More specifically, petitioners disclosed that the decree requires all civil society organizations to register with the government should they wish to exist legally. This requirement extends to all groups and organizations, including indigenous organizations that have existed for years. While the state allegedly claims that these organizations impair the security situation in Ecuador, petitioners alleged that these restrictions hamper civil society and deny citizens their freedoms of association and expression. Another petitioner specifically expressed concerns that Decree 016 ignores citizens’ rights to freedom of association as laid out in the Constitution of the Republic of Ecuador and in Article 16 of the American Convention on Human Rights (ACHR). In regards to freedom of expression (Convention Article 13), petitioner Miguel Rivadeneira, a reporter, focused on how the Organic Law interfered with the work of journalists. Rivadeneira criticized the law as punitive in nature and going against principles of dialogue that are important in a democratic state. Rivadeneira further alleged that the law gave the State a monopoly on information that it deems to be of public relevance. For example, if an issue is deemed to be of public relevance, reporting of the issue may be heavily regulated by the State, allegedly including specific required content.  Rivadeneira expressed that these regulations dissuade journalists from interviewing people with diverse opinions that differ from state officials and curtail journalistic investigations vis-à-vis the Ecuadorian administration.

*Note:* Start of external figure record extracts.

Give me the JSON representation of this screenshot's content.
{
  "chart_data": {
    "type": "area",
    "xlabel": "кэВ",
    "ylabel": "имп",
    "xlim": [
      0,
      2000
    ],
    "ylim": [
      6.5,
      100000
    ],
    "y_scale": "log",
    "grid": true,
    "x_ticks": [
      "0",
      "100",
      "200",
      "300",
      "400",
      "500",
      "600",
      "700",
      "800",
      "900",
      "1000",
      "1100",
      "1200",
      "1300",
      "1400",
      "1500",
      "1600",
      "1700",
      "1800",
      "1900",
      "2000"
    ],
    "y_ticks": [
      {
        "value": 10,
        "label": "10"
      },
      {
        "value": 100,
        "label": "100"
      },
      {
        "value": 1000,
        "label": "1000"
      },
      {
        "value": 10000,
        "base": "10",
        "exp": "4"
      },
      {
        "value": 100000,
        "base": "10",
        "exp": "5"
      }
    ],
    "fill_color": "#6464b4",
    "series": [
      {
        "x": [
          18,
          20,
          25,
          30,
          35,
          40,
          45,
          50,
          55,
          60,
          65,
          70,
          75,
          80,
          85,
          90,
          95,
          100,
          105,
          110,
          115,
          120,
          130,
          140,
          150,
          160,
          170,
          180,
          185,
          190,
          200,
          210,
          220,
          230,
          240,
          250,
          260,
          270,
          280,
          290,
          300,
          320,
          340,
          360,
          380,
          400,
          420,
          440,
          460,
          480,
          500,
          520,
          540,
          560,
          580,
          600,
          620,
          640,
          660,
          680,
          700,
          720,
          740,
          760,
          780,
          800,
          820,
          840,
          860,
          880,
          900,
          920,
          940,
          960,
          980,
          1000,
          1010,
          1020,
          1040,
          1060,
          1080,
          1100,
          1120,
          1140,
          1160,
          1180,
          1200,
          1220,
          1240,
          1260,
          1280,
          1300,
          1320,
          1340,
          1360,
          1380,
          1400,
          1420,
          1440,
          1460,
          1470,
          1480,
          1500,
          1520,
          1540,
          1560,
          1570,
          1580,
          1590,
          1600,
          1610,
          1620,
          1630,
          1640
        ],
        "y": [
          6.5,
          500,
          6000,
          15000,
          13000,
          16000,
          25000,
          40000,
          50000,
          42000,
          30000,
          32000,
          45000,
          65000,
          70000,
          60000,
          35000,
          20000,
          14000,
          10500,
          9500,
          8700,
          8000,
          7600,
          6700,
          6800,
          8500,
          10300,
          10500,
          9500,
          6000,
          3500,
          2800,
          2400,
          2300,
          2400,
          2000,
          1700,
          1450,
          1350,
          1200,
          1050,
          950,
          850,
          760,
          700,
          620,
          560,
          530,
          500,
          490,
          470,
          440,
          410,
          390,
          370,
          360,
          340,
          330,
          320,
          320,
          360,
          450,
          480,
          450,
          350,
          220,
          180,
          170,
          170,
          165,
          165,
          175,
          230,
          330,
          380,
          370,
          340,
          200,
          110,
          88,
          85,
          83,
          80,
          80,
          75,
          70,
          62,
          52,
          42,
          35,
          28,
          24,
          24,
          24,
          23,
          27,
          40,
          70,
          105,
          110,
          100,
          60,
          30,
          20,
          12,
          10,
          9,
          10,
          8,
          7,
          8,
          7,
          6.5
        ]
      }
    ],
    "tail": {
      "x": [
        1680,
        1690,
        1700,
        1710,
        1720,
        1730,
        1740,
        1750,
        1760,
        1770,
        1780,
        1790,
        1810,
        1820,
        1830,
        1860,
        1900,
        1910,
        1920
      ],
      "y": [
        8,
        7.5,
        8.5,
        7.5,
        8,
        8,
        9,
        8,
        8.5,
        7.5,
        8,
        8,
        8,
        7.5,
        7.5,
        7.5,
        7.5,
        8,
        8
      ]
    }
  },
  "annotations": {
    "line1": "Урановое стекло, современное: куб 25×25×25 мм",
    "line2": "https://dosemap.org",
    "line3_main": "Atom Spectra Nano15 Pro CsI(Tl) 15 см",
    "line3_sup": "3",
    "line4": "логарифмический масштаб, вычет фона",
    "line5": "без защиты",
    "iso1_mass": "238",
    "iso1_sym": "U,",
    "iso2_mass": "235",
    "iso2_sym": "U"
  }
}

Responding to these claims and further allegations related to concepts referred to as “media lynching,” the Commissioners asked a series of clarifying and investigatory questions. Commissioner Dinah Shelton seemed to express concern when asking for more details from petitioners, explicitly stating that she did not want any of the responding petitioners to be punished for defamation against the State. In the absence of Ecuadorian officials, IACHR Special Rapporteur for Freedom of Expression Catalina Botero condemned the State’s measures by openly asking the empty seats of government officials what the difference would be between old-fashioned censorship and the current laws promulgated by the State.